Int Immunopharmacol. 2008 Oct;8(10):1354-76. doi: 10.1016/j.intimp.2008.04.016. Epub 2008 Jun 2.
- PubMed ID
- 18687298 [ View in PubMed]
- Abstract
Macrophage colony stimulating factor (M-CSF, also called colony stimulating factor-1) has traditionally been viewed as a growth/differentiation factor for monocytes, macrophages, and some female-specific tumors. As a result of alternative mRNA splicing and post-translational processing, several forms of M-CSF protein are produced: a secreted glycoprotein, a longer secreted form containing proteoglycan, and a short membrane-bound isoform. These different forms of M-CSF all initiate cell signaling in cells bearing the M-CSF receptor, called c-fms.
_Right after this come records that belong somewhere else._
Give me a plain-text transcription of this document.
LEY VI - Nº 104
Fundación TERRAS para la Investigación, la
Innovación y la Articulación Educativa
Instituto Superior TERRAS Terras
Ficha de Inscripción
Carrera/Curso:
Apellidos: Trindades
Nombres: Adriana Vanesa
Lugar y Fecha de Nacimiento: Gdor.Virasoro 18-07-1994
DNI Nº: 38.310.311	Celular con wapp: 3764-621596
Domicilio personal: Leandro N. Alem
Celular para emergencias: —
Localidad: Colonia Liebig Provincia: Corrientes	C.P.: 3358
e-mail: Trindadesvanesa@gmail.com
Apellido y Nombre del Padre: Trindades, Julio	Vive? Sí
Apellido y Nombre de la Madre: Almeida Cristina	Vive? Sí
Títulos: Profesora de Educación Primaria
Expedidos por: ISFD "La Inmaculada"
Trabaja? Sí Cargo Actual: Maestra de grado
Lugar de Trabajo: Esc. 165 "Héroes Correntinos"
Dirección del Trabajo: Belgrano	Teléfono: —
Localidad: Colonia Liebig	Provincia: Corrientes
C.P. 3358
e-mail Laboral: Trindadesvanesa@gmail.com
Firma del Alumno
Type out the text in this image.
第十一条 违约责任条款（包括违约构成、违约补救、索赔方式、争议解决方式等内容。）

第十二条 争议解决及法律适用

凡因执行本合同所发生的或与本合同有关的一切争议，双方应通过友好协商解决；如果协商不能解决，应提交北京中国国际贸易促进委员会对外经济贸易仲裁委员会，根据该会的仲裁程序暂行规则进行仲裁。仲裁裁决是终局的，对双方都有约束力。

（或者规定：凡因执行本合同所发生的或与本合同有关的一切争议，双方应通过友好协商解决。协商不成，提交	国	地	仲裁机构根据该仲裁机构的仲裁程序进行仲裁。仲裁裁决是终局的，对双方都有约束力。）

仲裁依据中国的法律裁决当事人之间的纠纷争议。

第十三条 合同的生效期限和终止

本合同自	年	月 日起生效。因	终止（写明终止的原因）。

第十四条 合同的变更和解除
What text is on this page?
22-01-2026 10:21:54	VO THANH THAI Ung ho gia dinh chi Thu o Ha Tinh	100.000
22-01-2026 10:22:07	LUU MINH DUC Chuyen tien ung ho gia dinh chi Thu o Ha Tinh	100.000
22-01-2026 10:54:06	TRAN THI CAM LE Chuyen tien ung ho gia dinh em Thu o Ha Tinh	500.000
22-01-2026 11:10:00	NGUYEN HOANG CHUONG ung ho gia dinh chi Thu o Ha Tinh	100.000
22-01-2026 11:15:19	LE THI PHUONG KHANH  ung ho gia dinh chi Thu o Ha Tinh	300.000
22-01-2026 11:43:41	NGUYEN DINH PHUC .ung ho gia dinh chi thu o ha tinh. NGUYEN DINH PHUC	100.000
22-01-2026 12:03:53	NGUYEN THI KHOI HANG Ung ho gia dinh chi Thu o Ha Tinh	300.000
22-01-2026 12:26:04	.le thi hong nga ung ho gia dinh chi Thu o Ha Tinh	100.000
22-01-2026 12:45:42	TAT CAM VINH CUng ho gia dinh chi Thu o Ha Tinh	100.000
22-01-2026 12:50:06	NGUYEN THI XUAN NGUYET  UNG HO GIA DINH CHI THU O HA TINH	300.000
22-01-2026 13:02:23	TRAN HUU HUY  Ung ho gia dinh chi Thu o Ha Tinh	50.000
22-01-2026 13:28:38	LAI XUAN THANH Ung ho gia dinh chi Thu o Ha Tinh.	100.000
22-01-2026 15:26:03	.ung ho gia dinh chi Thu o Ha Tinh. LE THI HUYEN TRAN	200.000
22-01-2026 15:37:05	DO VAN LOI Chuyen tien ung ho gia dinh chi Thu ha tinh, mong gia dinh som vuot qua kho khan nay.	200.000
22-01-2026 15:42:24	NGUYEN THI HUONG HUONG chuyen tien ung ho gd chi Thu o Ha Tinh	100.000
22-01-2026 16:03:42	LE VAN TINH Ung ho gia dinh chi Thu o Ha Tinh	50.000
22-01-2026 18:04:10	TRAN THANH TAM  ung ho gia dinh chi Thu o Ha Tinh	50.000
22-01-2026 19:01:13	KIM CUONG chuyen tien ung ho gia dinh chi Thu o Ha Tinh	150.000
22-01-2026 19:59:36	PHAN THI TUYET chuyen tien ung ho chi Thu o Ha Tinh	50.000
Here we review the biology of M-CSF, which has important roles in bone physiology, the intestinal tract, cancer metastases to the bone, macrophage-mediated tumor cell killing and tumor immunity. Although this review concentrates mostly on the membrane form of human M-CSF (mM-CSF), the biology of the soluble forms and the M-CSF receptor will also be discussed for comparative purposes. The mechanisms of the biological effects of the membrane-bound M-CSF reveal that this cytokine is unexpectedly involved in many complex molecular events. Recent experiments suggest that a tumor vaccine based on membrane-bound M-CSF-transduced tumor cells, combined with anti-angiogenic therapy, should be evaluated further for use in clinical trials.